Population Pharmacokinetic Analysis of Balcinrenone in Healthy Participants and Participants with Heart Failure and Chronic Kidney Disease.

Background and objective: Balcinrenone is a novel mineralocorticoid receptor modulator which, based on preclinical data, maintains cardio-renal benefits without increasing hyperkalemia risk. Balcinrenone is developed in combination with dapagliflozin for the treatment of heart failure (HF) with impaired kidney function and chronic kidney disease (CKD). The aim of this work was to apply a population pharmacokinetic (popPK) approach to describe the pharmacokinetics (PK) of balcinrenone, and to quantify the effects of intrinsic and extrinsic factors on balcinrenone PK.

Methods: The assessment was based on data from six clinical studies in healthy participants (NCT03843060, NCT03804645, and NCT04798222), participants with renal impairment (NCT04469907), and participants with HF and CKD (NCT03682497 and NCT04595370) using the immediate-release capsule formulation (chosen for phase 3 studies).

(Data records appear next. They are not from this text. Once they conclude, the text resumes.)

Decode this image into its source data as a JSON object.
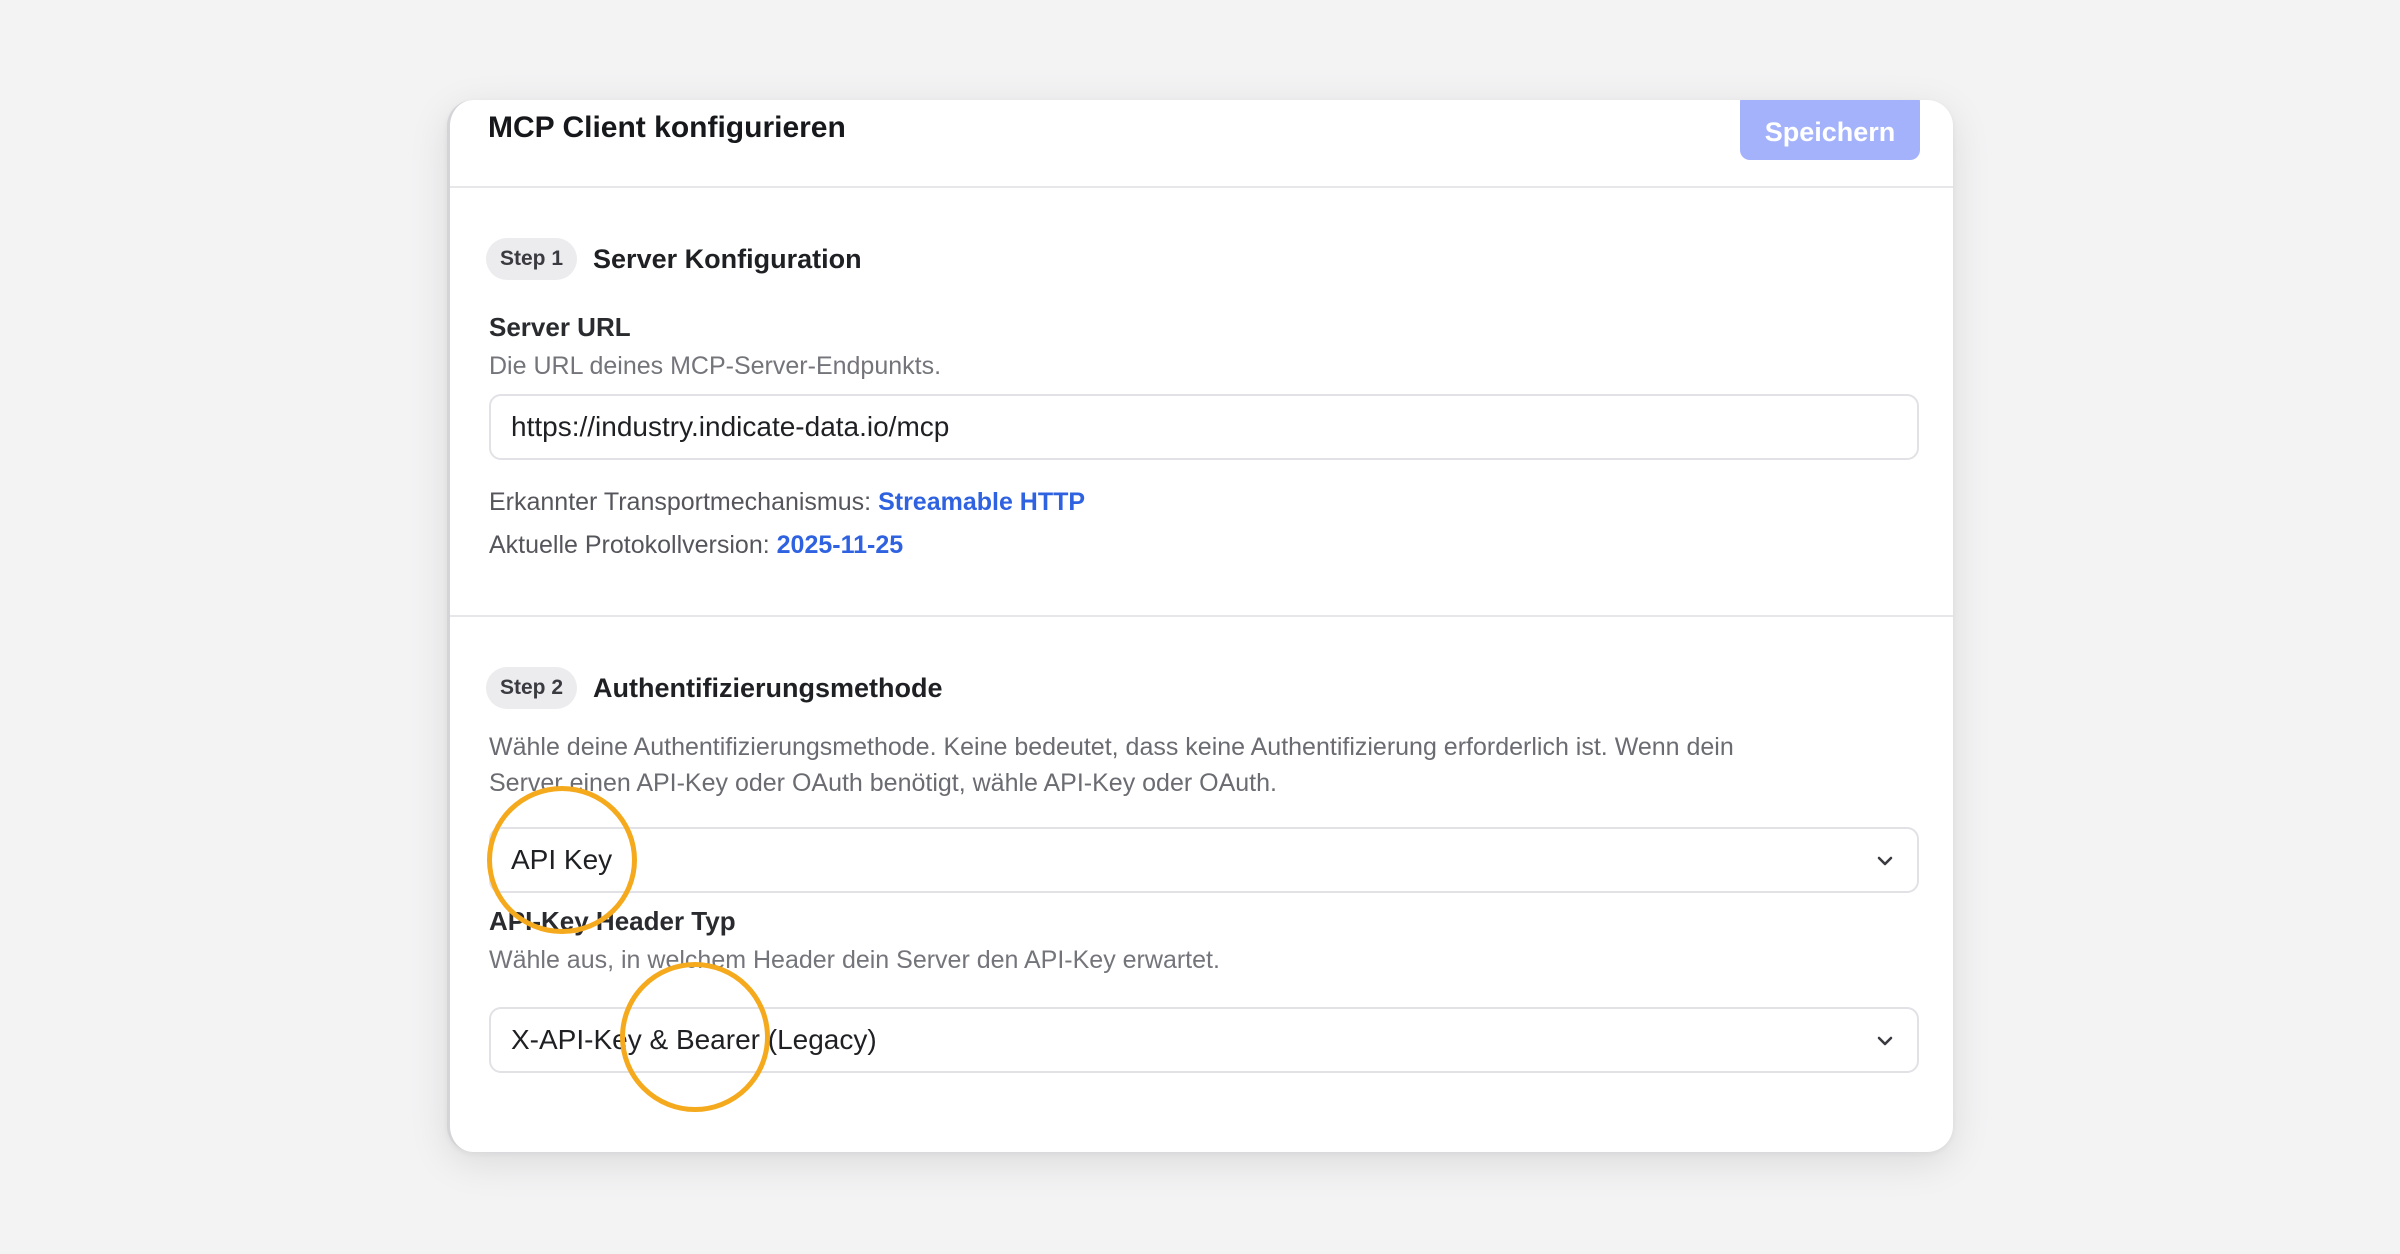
{
  "header": {
    "title": "MCP Client konfigurieren",
    "save_label": "Speichern"
  },
  "step1": {
    "badge": "Step 1",
    "title": "Server Konfiguration",
    "server_url": {
      "label": "Server URL",
      "help": "Die URL deines MCP-Server-Endpunkts.",
      "value": "https://industry.indicate-data.io/mcp"
    },
    "transport": {
      "label": "Erkannter Transportmechanismus:",
      "value": "Streamable HTTP"
    },
    "protocol": {
      "label": "Aktuelle Protokollversion:",
      "value": "2025-11-25"
    }
  },
  "step2": {
    "badge": "Step 2",
    "title": "Authentifizierungsmethode",
    "description_line1": "Wähle deine Authentifizierungsmethode. Keine bedeutet, dass keine Authentifizierung erforderlich ist. Wenn dein",
    "description_line2": "Server einen API-Key oder OAuth benötigt, wähle API-Key oder OAuth.",
    "auth_select": {
      "value": "API Key"
    },
    "header_type": {
      "label": "API-Key Header Typ",
      "help": "Wähle aus, in welchem Header dein Server den API-Key erwartet.",
      "value": "X-API-Key & Bearer (Legacy)"
    }
  },
  "colors": {
    "accent_button": "#a3b2fb",
    "link_value": "#2f62e0",
    "highlight_ring": "#f5a91c"
  }
}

Results: Food state (i.e., taking balcinrenone with or without food), renal function (estimated glomerular filtration rate [eGFR], incorporated using power function of eGFR on apparent clearance), and study type (phase 1 studies with mainly healthy participants or phase 1b/2b studies in patients with HF and CKD) were identified as covariates on balcinrenone exposure (area under the curve at steady-state [AUC_ss]). The magnitude of the impact of food state on balcinrenone exposure was minor, with a 1.13-fold (95% confidence interval [CI] 1.06-1.21) increase in AUC_ss when balcinrenone was taken with food compared with in a fasted state. Participants with a lower eGFR were observed to have higher exposure: those with an eGFR of 25 mL/min/1.73 m² had a 1.44-fold (95% CI 1.22-1.69) increase in balcinrenone AUC_ss compared with participants with an eGFR of 60 mL/min/1.73 m². Participants from phase 1 studies were estimated to have a 0.49-fold (95% CI 0.41-0.60) lower exposure compared with patients from phase 1b/2b studies.

Conclusions: Participants with HF and CKD were observed to have approximately 50% lower apparent clearance compared with healthy participants and those with renal impairment, after adjusting for differences in eGFR. This may indicate that factors other than renal function may impact the apparent clearance of balcinrenone. The impact of the covariates on balcinrenone exposure (AUC_ss) in the intended patient population was less than 50% relative to a reference participant.